Yes, I am working on the third and final book in The Muse Chronicles called You and the Night. It should be coming out sometime in 2018 though I’m not sure when.
6. How do you typically begin your projects? Do you create outlines and character profiles or jump in head first with the initial idea? And do you focus on just one at a time?
I used to always be a pantser, especially with fiction. I would write 100 pages before I even knew what story I was trying to tell. Now I’m sort of a combination of plotter and pantser. I try to write a vague outline of the whole story, then I do a detailed outline for about five chapters, and then I’ll write those chapters. Then I’ll repeat until I’m finished. I may make big changes when I’m drafting or revising but I try not to start writing until I have some idea of where the story is going.
7. What aspect of your writing do you consider your strength? Your weakness?
Because I’m also a playwright, I think dialogue is my greatest strength. This can also be a weakness, though, because I tend to use it too much, and sometimes I need more reflection and description.

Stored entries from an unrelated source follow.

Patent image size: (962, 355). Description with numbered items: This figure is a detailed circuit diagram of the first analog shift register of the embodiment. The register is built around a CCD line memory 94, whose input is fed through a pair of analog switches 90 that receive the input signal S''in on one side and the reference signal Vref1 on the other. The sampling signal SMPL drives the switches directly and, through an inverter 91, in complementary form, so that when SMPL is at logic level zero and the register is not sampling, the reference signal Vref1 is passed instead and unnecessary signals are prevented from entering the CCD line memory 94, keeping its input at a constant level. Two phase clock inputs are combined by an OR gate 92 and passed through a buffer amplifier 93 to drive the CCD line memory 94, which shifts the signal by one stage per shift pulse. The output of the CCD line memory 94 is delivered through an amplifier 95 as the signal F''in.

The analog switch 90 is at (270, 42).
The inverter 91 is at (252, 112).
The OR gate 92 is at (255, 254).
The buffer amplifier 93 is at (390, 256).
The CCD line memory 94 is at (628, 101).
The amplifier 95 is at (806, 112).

8. After publishing, the next trouble facing writers is marketing. What do you typically do when marketing your novel? Do you have tips you’d like to share?
Lately, I’ve been reaching out to people on Amazon who have reviewed other indie books in my genre and telling them about my books. I’ve had a lot of great results with that. I think the main thing with marketing is persistence. You have to be willing to work hard and try different things.
9. What advice would you give a writer who is starting out?
When you’re just starting out, don’t worry about literary agents or traditional publishing or self-publishing or critique partners or beta readers. It should just be you and the story, and you should try to focus on what you love about the writing process. Once you have a story, then you can get feedback from peers and teachers and editors and decide what to do with it.